A simple and efficient CRISPR/Cas9 platform for induction of single and multiple, heritable mutations in barley (Hordeum vulgare L.)

Sebastian Gasparis; Maciej Kała; Mateusz Przyborowski; Leszek A Łyżnik; Wacław Orczyk; Anna Nadolska-Orczyk

doi:10.1186/s13007-018-0382-8

A simple and efficient CRISPR/Cas9 platform for induction of single and multiple, heritable mutations in barley (Hordeum vulgare L.)

Plant Methods. 2018 Dec 18:14:111. doi: 10.1186/s13007-018-0382-8. eCollection 2018.

Authors

Sebastian Gasparis¹, Maciej Kała¹, Mateusz Przyborowski¹, Leszek A Łyżnik², Wacław Orczyk³, Anna Nadolska-Orczyk¹

Affiliations

¹ 1Department of Functional Genomics, Plant Breeding and Acclimatization Institute - National Research Institute, 05-870 Radzików, Błonie, Poland.
² 2Department of Plant Genetics, Breeding and Biotechnology, Warsaw University of Life Sciences (SGGW), 02-776 Warsaw, Poland.
³ 3Department of Genetic Engineering, Plant Breeding and Acclimatization Institute - National Research Institute, 05-870 Radzików, Błonie, Poland.

Abstract

Background: Genome editing of monocot plants can be accomplished by using the components of the CRISPR/Cas9 (clustered regularly interspaced short palindromic repeat/CRISPR associated Cas9) technology specifically optimized for these types of plants. Here, we present the development of RNA-guided Cas9 system for simplex and multiplex genome editing in barley.
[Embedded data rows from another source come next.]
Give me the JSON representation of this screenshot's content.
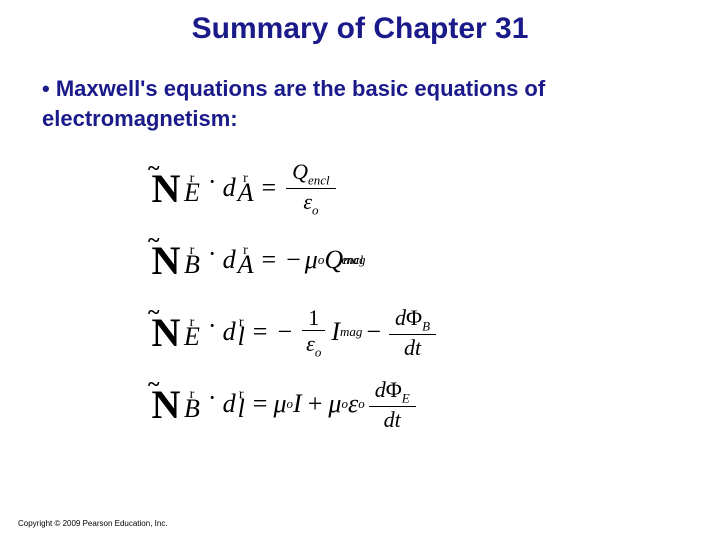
{
  "title": "Summary of Chapter 31",
  "bullet": "• Maxwell's equations are the basic equations of electromagnetism:",
  "copyright": "Copyright © 2009 Pearson Education, Inc.",
  "colors": {
    "heading": "#1a1a8a",
    "text": "#000000",
    "background": "#ffffff"
  },
  "equations": {
    "eq1": {
      "lhs_field": "E",
      "lhs_diff": "A",
      "rhs_num": "Q",
      "rhs_num_sub": "encl",
      "rhs_den": "ε",
      "rhs_den_sub": "o"
    },
    "eq2": {
      "lhs_field": "B",
      "lhs_diff": "A",
      "rhs_mu": "μ",
      "rhs_mu_sub": "o",
      "rhs_Q": "Q",
      "rhs_Q_sup": "mag",
      "rhs_Q_sub": "encl"
    },
    "eq3": {
      "lhs_field": "E",
      "lhs_diff": "l",
      "frac_num": "1",
      "frac_den": "ε",
      "frac_den_sub": "o",
      "I": "I",
      "I_sup": "mag",
      "d": "d",
      "Phi": "Φ",
      "Phi_sub": "B",
      "dt": "dt"
    },
    "eq4": {
      "lhs_field": "B",
      "lhs_diff": "l",
      "mu": "μ",
      "mu_sub": "o",
      "I": "I",
      "eps": "ε",
      "eps_sub": "o",
      "d": "d",
      "Phi": "Φ",
      "Phi_sub": "E",
      "dt": "dt"
    }
  }
}
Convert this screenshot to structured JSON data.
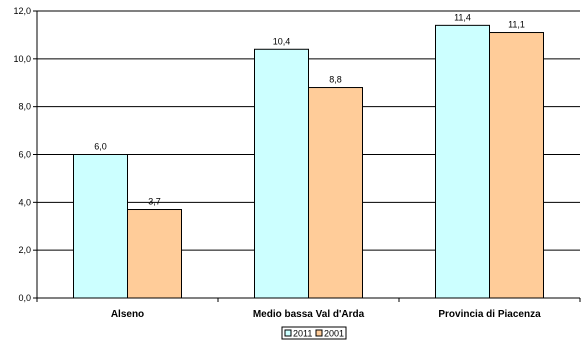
{
  "chart_data": {
    "type": "bar",
    "categories": [
      "Alseno",
      "Medio bassa Val d'Arda",
      "Provincia di Piacenza"
    ],
    "series": [
      {
        "name": "2011",
        "values": [
          6.0,
          10.4,
          11.4
        ],
        "color": "#ccffff"
      },
      {
        "name": "2001",
        "values": [
          3.7,
          8.8,
          11.1
        ],
        "color": "#ffcc99"
      }
    ],
    "value_labels": [
      [
        "6,0",
        "10,4",
        "11,4"
      ],
      [
        "3,7",
        "8,8",
        "11,1"
      ]
    ],
    "yticks": [
      0,
      2,
      4,
      6,
      8,
      10,
      12
    ],
    "ytick_labels": [
      "0,0",
      "2,0",
      "4,0",
      "6,0",
      "8,0",
      "10,0",
      "12,0"
    ],
    "ylim": [
      0,
      12
    ],
    "grid": true,
    "legend_position": "bottom-center",
    "title": "",
    "xlabel": "",
    "ylabel": ""
  }
}
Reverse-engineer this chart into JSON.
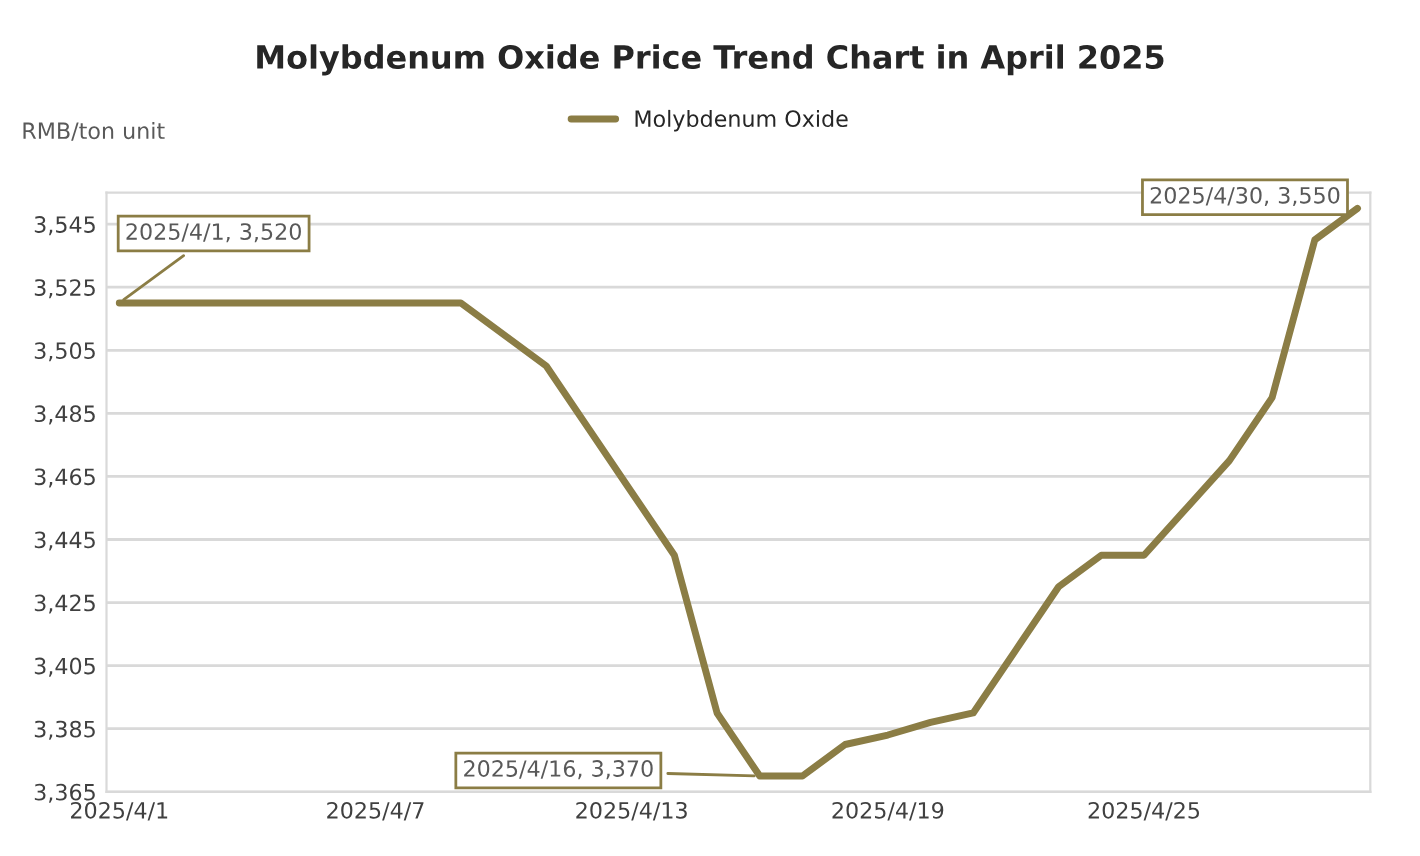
{
  "chart_data": {
    "type": "line",
    "title": "Molybdenum Oxide Price Trend Chart in April 2025",
    "ylabel": "RMB/ton unit",
    "categories": [
      "2025/4/1",
      null,
      null,
      null,
      null,
      null,
      "2025/4/7",
      null,
      null,
      null,
      null,
      null,
      "2025/4/13",
      null,
      null,
      null,
      null,
      null,
      "2025/4/19",
      null,
      null,
      null,
      null,
      null,
      "2025/4/25",
      null,
      null,
      null,
      null,
      null
    ],
    "series": [
      {
        "name": "Molybdenum Oxide",
        "color": "#8b7d45",
        "values": [
          3520,
          3520,
          3520,
          3520,
          3520,
          3520,
          3520,
          3520,
          3520,
          3510,
          3500,
          3480,
          3460,
          3440,
          3390,
          3370,
          3370,
          3380,
          3383,
          3387,
          3390,
          3410,
          3430,
          3440,
          3440,
          3455,
          3470,
          3490,
          3540,
          3550
        ]
      }
    ],
    "ylim": [
      3365,
      3555
    ],
    "yticks": [
      {
        "value": 3365,
        "label": "3,365"
      },
      {
        "value": 3385,
        "label": "3,385"
      },
      {
        "value": 3405,
        "label": "3,405"
      },
      {
        "value": 3425,
        "label": "3,425"
      },
      {
        "value": 3445,
        "label": "3,445"
      },
      {
        "value": 3465,
        "label": "3,465"
      },
      {
        "value": 3485,
        "label": "3,485"
      },
      {
        "value": 3505,
        "label": "3,505"
      },
      {
        "value": 3525,
        "label": "3,525"
      },
      {
        "value": 3545,
        "label": "3,545"
      }
    ],
    "annotations": [
      {
        "text": "2025/4/1, 3,520",
        "x": "2025/4/1",
        "y": 3520
      },
      "2025/4/16, 3,370",
      "2025/4/30, 3,550"
    ],
    "grid": "y",
    "legend": "top",
    "marker": "none",
    "line_style": "solid"
  }
}
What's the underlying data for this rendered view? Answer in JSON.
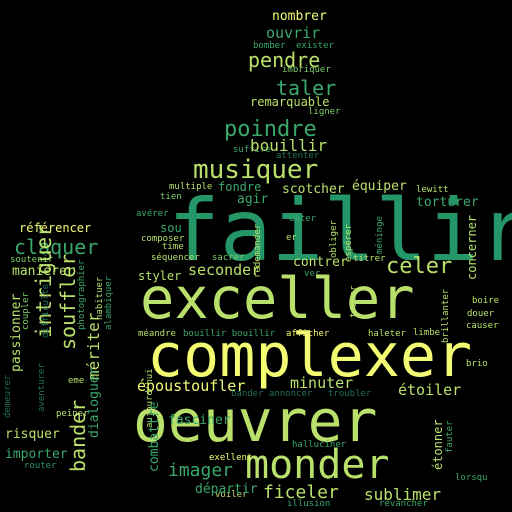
{
  "colors": {
    "background": "#000000",
    "bright_yellow": "#f3fb73",
    "light_green": "#b9e06b",
    "mid_green": "#7ccf6a",
    "sea_green": "#3aa76b",
    "teal_green": "#249668",
    "dark_teal": "#1f6f5c",
    "deep_teal": "#14524a"
  },
  "words": {
    "nombrer": "nombrer",
    "bomber": "bomber",
    "exister": "exister",
    "ouvrir": "ouvrir",
    "imbriquer": "imbriquer",
    "pendre": "pendre",
    "taler": "taler",
    "remarquable": "remarquable",
    "ligner": "ligner",
    "poindre": "poindre",
    "suffire": "suffire",
    "bouillir": "bouillir",
    "attenter": "attenter",
    "musiquer": "musiquer",
    "multiple": "multiple",
    "tien": "tien",
    "fondre": "fondre",
    "agir": "agir",
    "scotcher": "scotcher",
    "equiper": "équiper",
    "lewitt": "lewitt",
    "torturer": "torturer",
    "faillir": "faillir",
    "referencer": "référencer",
    "claquer": "claquer",
    "soutenir": "soutenir",
    "maniere": "maniérer",
    "averer": "avérer",
    "sou": "sou",
    "composer": "composer",
    "time": "time",
    "sequencer": "séquencer",
    "sacrer": "sacrer",
    "seconder": "seconder",
    "styler": "styler",
    "dater": "dater",
    "redemander": "redemander",
    "er": "er",
    "obliger": "obliger",
    "esperer": "espérer",
    "meninge": "méninge",
    "concerner": "concerner",
    "celer": "celer",
    "contrer": "contrer",
    "ver": "ver",
    "titrer": "titrer",
    "exceller": "exceller",
    "tramer": "tramer",
    "brillanter": "brillanter",
    "boire": "boire",
    "douer": "douer",
    "causer": "causer",
    "meandre": "méandre",
    "bouillir_bouillir": "bouillir bouillir",
    "afficher": "afficher",
    "haleter": "haleter",
    "limbe": "limbe",
    "brio": "brio",
    "complexer": "complexer",
    "intriguer": "intriguer",
    "souffler": "souffler",
    "meriter": "mériter",
    "bander": "bander",
    "passionner": "passionner",
    "coupler": "coupler",
    "difficulte": "difficulté",
    "photographier": "photographier",
    "habituer": "habituer",
    "alambiquer": "alambiquer",
    "demeurer": "demeurer",
    "aventurer": "aventurer",
    "peiner": "peiner",
    "eme": "eme",
    "dialoguer": "dialoguer",
    "risquer": "risquer",
    "importer": "importer",
    "router": "router",
    "epoustoufler": "époustoufler",
    "minuter": "minuter",
    "etoiler": "étoiler",
    "aujourd_hui": "aujourd'hui",
    "bander_annoncer": "bander annoncer",
    "troubler": "troubler",
    "oeuvrer": "oeuvrer",
    "combattre": "combattre",
    "fasciner": "fasciner",
    "imager": "imager",
    "etonner": "étonner",
    "fauter": "fauter",
    "lorsqu": "lorsqu",
    "halluciner": "halluciner",
    "monder": "monder",
    "exellent": "exellent",
    "voiler": "voiler",
    "illusion": "illusion",
    "revancher": "revancher",
    "departir": "départir",
    "ficeler": "ficeler",
    "sublimer": "sublimer"
  }
}
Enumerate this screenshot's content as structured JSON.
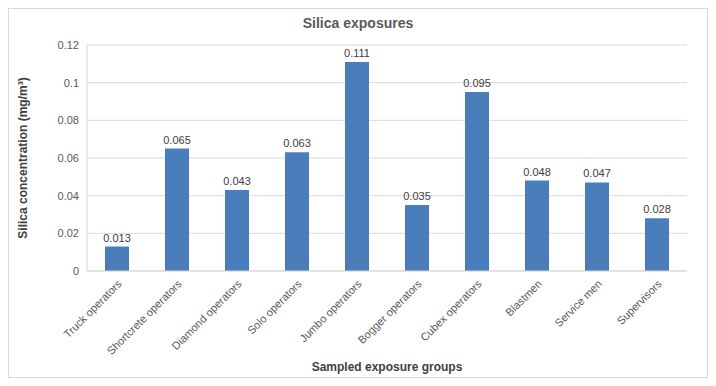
{
  "chart_data": {
    "type": "bar",
    "title": "Silica exposures",
    "x_label": "Sampled exposure groups",
    "y_label": "Silica concentration (mg/m³)",
    "categories": [
      "Truck operators",
      "Shortcrete  operators",
      "Diamond operators",
      "Solo operators",
      "Jumbo operators",
      "Bogger operators",
      "Cubex operators",
      "Blastmen",
      "Service men",
      "Supervisors"
    ],
    "values": [
      0.013,
      0.065,
      0.043,
      0.063,
      0.111,
      0.035,
      0.095,
      0.048,
      0.047,
      0.028
    ],
    "color": "#4a7ebb",
    "ylim": [
      0,
      0.12
    ],
    "yticks": [
      0,
      0.02,
      0.04,
      0.06,
      0.08,
      0.1,
      0.12
    ],
    "grid": true,
    "data_labels": true
  }
}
Results: We developed a set of customizable RNA-guided Cas9 binary vectors and sgRNA modules for simplex and multiplex editing in barley. To facilitate the design of RNA-guided Cas9 constructs, the pBract derived binary vectors were adapted to Gateway cloning and only one restriction enzyme was required for construction of the sgRNA. We designed a synthetic, codon optimized Cas9 gene containing the N terminal SV40 nuclear localization signal and the UBQ10 Arabidopsis 1st intron. Two different sgRNAs were constructed for simplex editing and one polycistronic tRNA-gRNA construct (PTG) for multiplex editing using an endogenous tRNA processing system. The RNA-guided Cas9 constructs were validated in transgenic barley plants produced by Agrobacterium-mediated transformation. The highest mutation rate was observed in simplex editing of the cytokinin oxidase/dehydrogenase HvCKX1 gene, where mutations at the hvckx1 locus were detected in 88% of the screened T₀ plants. We also proved the efficacy of the PTG construct in the multiplex editing of two CKX genes by obtaining 9 plants (21% of all edited plants) with mutations induced in both HvCKX1 and HvCKX3. Analysis of the T₁ lines revealed that mutations in the HvCKX1 gene were transmitted to the next generation of plants. Among 220 screened T₁ plants we identified 85 heterozygous and 28 homozygous mutants, most of them bearing frameshift mutations in the HvCKX1 gene. We also observed independent segregation of mutations and the Cas9-sgRNA T-DNA insert in several T₁ plants. Moreover, the knockout mutations of the Nud gene generated phenotype mutants with naked grains, and the phenotypic changes were identifiable in T₀ plants.

Conclusions: We demonstrated the effectiveness of an optimized RNA-guided Cas9 system that can be used for generating homozygous knockout mutants in the progeny of transgenic barely plants. This is also the first report of successful multiplex editing in barley using a tRNA processing system.

Keywords: Barley; CKX genes; CRISPR/Cas9; Genome editing; PTG.